A room is...confining. You can't be out in the world when you are couped up in a room. Better to spend your creative time in coffee shops and park benches, if not producing, then at least eavesdropping so that you will have things to write about later.
A room is...unnecessary. If I were to take a room of my own, I would have to find a new place to store our unused telescope, three broken snowboards, and the collection of Party in Cabo coffee mugs from our last vacation.
A room is...gratuitous. If I take a room, by my logic, somebody else will lose a room. Not anyone who lives in the house, mind you. But someone, somewhere - maybe those out of town guests I keep expecting - will not have a place to lay their weary heads. Worse, what if 'Crazy Uncle Earl' finally gets out of the halfway house and needs a place to crash for a few weeks while he 'gets his head together'? He might come wandering in, take one glance at my lilac painted walls, and high-tail it out of there faster than you can say rehabilitation. This could have been his one chance to really clean up but instead he's back in recovery and everyone in the family will hate me. Just because I took the room.

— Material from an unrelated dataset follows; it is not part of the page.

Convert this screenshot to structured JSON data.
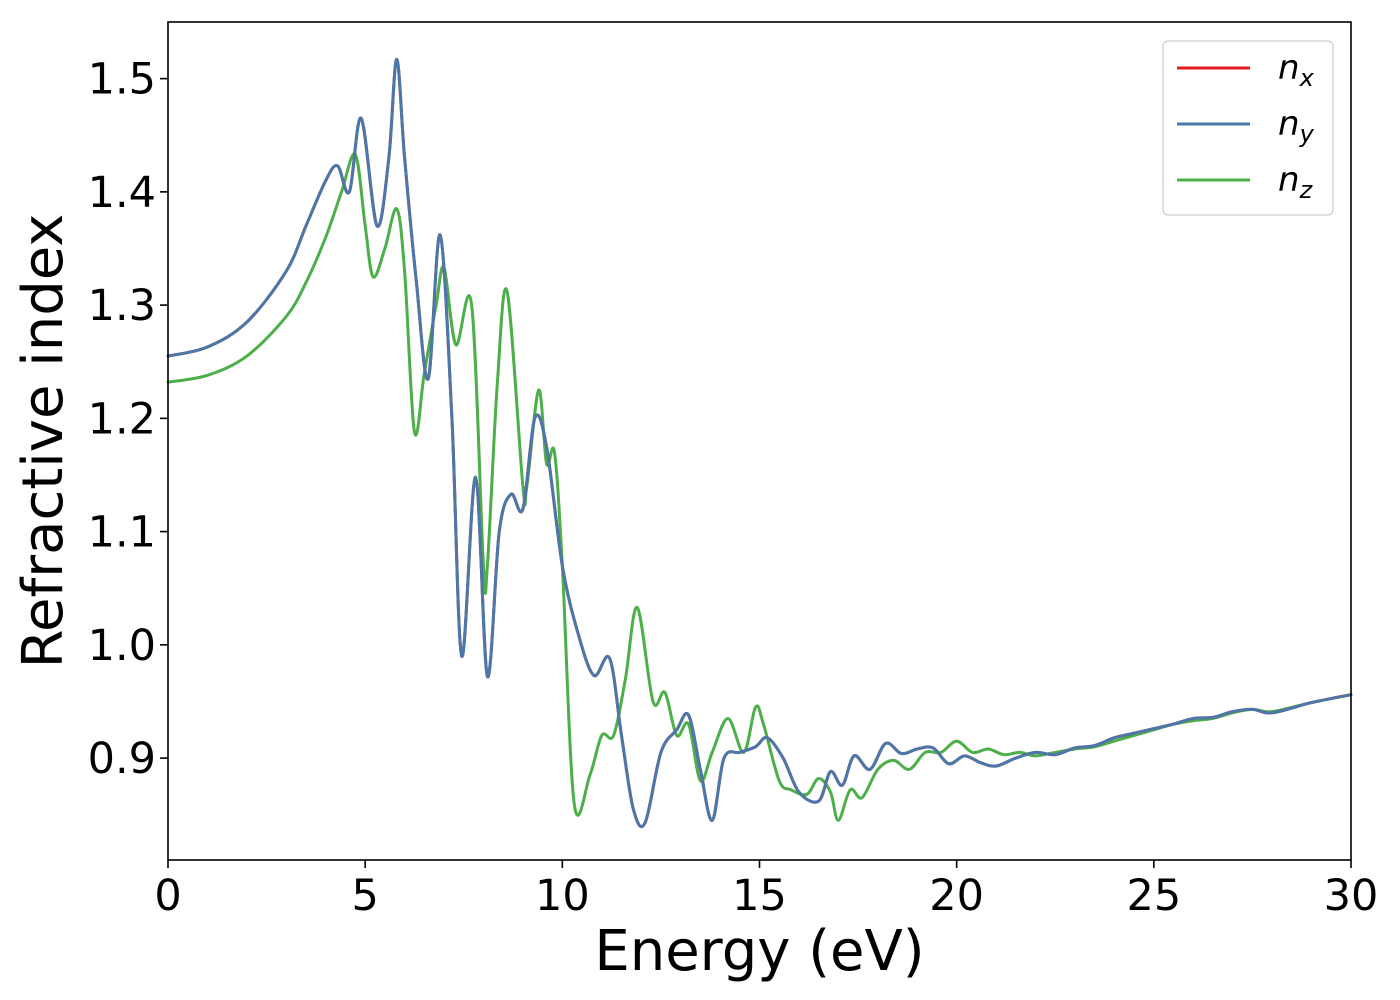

Okay. I'm crazy. After laying out all of my reasons on paper, they do seem a bit bizarre. But even so, having my very own room did not seem to mix with my feminine sensibilities. After all, I am the woman of the house, mistress of my domain. I have an entire home I can write in and there are numerous rooms - the kitchen, the living room, the guest bathroom - that already belong to me (at least according to the laws of who gets to clean them). But the moment I sit down to write in any of these afore mentioned rooms, the energies of my surroundings call out to me.
April...what are you doing? Clean something. Cook something. Sort something. You can't possibly write a story until all the condiments in your refrigerator are alphabetized, can you?
Inevitably, I leave my laptop for a nooner with Mr. Clean.
It wasn't until my mother, bless her heart, suggested I claim a room for myself that I had even considered this a real option. "Your husband has his mancave, you need to make a space for yourself." Hearing this from my mother was shocking. She had been raised in the 1950's and was chairwoman of the Women's Martyr Committee.
"What will the neighbors think?" I whispered as we conspired in a booth at Denny's.
"Dear, the neighbors won't even know."
And suddenly I was freed. My mother and I got to work, converting a room used for bin storage into a space that was feminine, quiet, and all mine. I decorated the walls with old photos I had stored in the garage. Childhood dolls I had long since abandoned were resurrected on a thin, white shelf that ran the perimeter of the room. Old poems I had written and books I had cherished were stacked and scattered in places to remind me of the beauty and the power of words.
I had my room. My very own room. I was liberated.
I discovered something as I removed the junk and replaced it with treasures. All women should have a room of their own, not only to write, but to live; A space to remind them that they are more than employees, mothers, and wives. We allow our husbands and our children to have their space, but we often sacrifice ours. Why?
Now my room, my beautiful room, is the most inviting place in the house. I write here. I read here. I hide here. I live here. My husband often wanders in and I sweetly send him back to the pit he created for himself in the den. The focus, in this sanctuary, is on me. And it will only help me be a better wife, mother, daughter, friend, and writer, when I need to face the world.